Although the radiologists in the study had an average of 15 years of experience (range, seven to 25 years) and all had evaluated images from more than 1,000 CT examinations for acute conditions, none had experience with MRI evaluation for acute abdominal conditions. The residents had evaluated some MRI images, but none were for acute abdominal conditions.

Both the radiologists and residents underwent a training program that introduced them to conventional MRI and diffusion-weighted MRI, without the use of contrast, to evaluate acute appendicitis. They were shown slides with images of patients with suspected appendicitis.
The participants then viewed the test images and recorded two diagnoses: the first was made after viewing the conventional MRI scans and the second after viewing the diffusion-weighted images.

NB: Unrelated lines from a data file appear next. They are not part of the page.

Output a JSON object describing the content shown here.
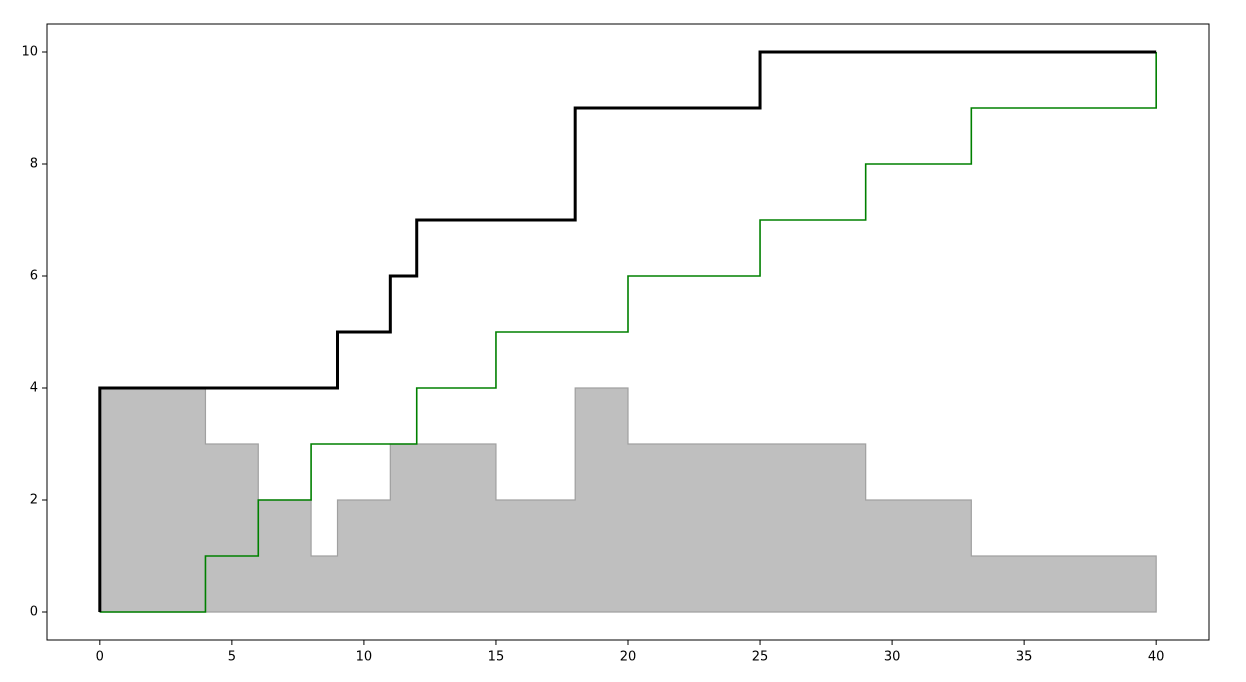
{
  "chart_data": {
    "type": "line",
    "drawstyle": "steps-post",
    "xlim": [
      -2,
      42
    ],
    "ylim": [
      -0.5,
      10.5
    ],
    "xticks": [
      0,
      5,
      10,
      15,
      20,
      25,
      30,
      35,
      40
    ],
    "yticks": [
      0,
      2,
      4,
      6,
      8,
      10
    ],
    "grid": false,
    "series": [
      {
        "x": [
          0,
          4,
          6,
          8,
          9,
          11,
          15,
          18,
          20,
          29,
          33,
          40
        ],
        "values": [
          4,
          3,
          2,
          1,
          2,
          3,
          2,
          4,
          3,
          2,
          1,
          1
        ],
        "fill": true,
        "color": "#a0a0a0",
        "fill_color": "#bfbfbf",
        "linewidth": 1.2
      },
      {
        "x": [
          0,
          4,
          6,
          8,
          12,
          15,
          20,
          25,
          29,
          33,
          40,
          40
        ],
        "values": [
          0,
          1,
          2,
          3,
          4,
          5,
          6,
          7,
          8,
          9,
          9,
          10
        ],
        "fill": false,
        "color": "#008000",
        "linewidth": 1.6
      },
      {
        "x": [
          0,
          0,
          9,
          11,
          12,
          18,
          25,
          40
        ],
        "values": [
          0,
          4,
          5,
          6,
          7,
          9,
          10,
          10
        ],
        "fill": false,
        "color": "#000000",
        "linewidth": 3
      }
    ]
  }
}
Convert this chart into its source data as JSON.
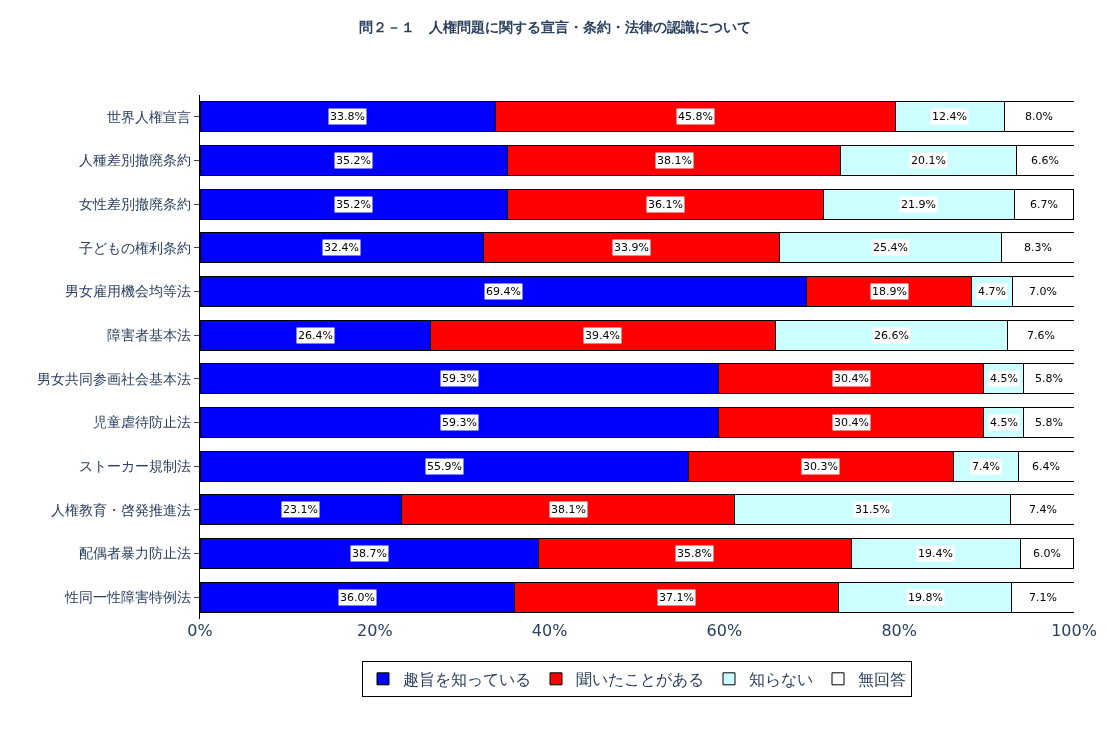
{
  "chart_data": {
    "type": "bar",
    "orientation": "horizontal",
    "stacked": true,
    "title": "問２－１　人権問題に関する宣言・条約・法律の認識について",
    "categories": [
      "世界人権宣言",
      "人種差別撤廃条約",
      "女性差別撤廃条約",
      "子どもの権利条約",
      "男女雇用機会均等法",
      "障害者基本法",
      "男女共同参画社会基本法",
      "児童虐待防止法",
      "ストーカー規制法",
      "人権教育・啓発推進法",
      "配偶者暴力防止法",
      "性同一性障害特例法"
    ],
    "series": [
      {
        "name": "趣旨を知っている",
        "color": "#0000ff",
        "values": [
          33.8,
          35.2,
          35.2,
          32.4,
          69.4,
          26.4,
          59.3,
          59.3,
          55.9,
          23.1,
          38.7,
          36.0
        ],
        "value_labels": [
          "33.8%",
          "35.2%",
          "35.2%",
          "32.4%",
          "69.4%",
          "26.4%",
          "59.3%",
          "59.3%",
          "55.9%",
          "23.1%",
          "38.7%",
          "36.0%"
        ]
      },
      {
        "name": "聞いたことがある",
        "color": "#ff0000",
        "values": [
          45.8,
          38.1,
          36.1,
          33.9,
          18.9,
          39.4,
          30.4,
          30.4,
          30.3,
          38.1,
          35.8,
          37.1
        ],
        "value_labels": [
          "45.8%",
          "38.1%",
          "36.1%",
          "33.9%",
          "18.9%",
          "39.4%",
          "30.4%",
          "30.4%",
          "30.3%",
          "38.1%",
          "35.8%",
          "37.1%"
        ]
      },
      {
        "name": "知らない",
        "color": "#ccffff",
        "values": [
          12.4,
          20.1,
          21.9,
          25.4,
          4.7,
          26.6,
          4.5,
          4.5,
          7.4,
          31.5,
          19.4,
          19.8
        ],
        "value_labels": [
          "12.4%",
          "20.1%",
          "21.9%",
          "25.4%",
          "4.7%",
          "26.6%",
          "4.5%",
          "4.5%",
          "7.4%",
          "31.5%",
          "19.4%",
          "19.8%"
        ]
      },
      {
        "name": "無回答",
        "color": "#ffffff",
        "values": [
          8.0,
          6.6,
          6.7,
          8.3,
          7.0,
          7.6,
          5.8,
          5.8,
          6.4,
          7.4,
          6.0,
          7.1
        ],
        "value_labels": [
          "8.0%",
          "6.6%",
          "6.7%",
          "8.3%",
          "7.0%",
          "7.6%",
          "5.8%",
          "5.8%",
          "6.4%",
          "7.4%",
          "6.0%",
          "7.1%"
        ]
      }
    ],
    "xlim": [
      0,
      100
    ],
    "xticks": [
      {
        "value": 0,
        "label": "0%"
      },
      {
        "value": 20,
        "label": "20%"
      },
      {
        "value": 40,
        "label": "40%"
      },
      {
        "value": 60,
        "label": "60%"
      },
      {
        "value": 80,
        "label": "80%"
      },
      {
        "value": 100,
        "label": "100%"
      }
    ],
    "legend": "bottom"
  }
}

Following the training program, not only were the radiologists and residents quicker in determining their findings by almost two minutes per image, their sensitivity increased. Among the radiologists, the sensitivity increased from 81 percent in the first set of 25 cases to 91 percent in the last 25 cases, with a specificity improvement from 82 percent to 85 percent. For the residents, sensitivity increased from 82 percent to 94 percent and specificity from 82 percent to 91 percent.

After the diffusion weighted images were viewed, all readings improved in sensitivity from 80 percent to 87 percent.

Lead author Marjolein Leeuwenburgh, MD, from the University of Amsterdam and her colleagues concluded that similar training programs could be provided to all inexperienced readers to improve the image readings of patients suspected to have acute appendicitis.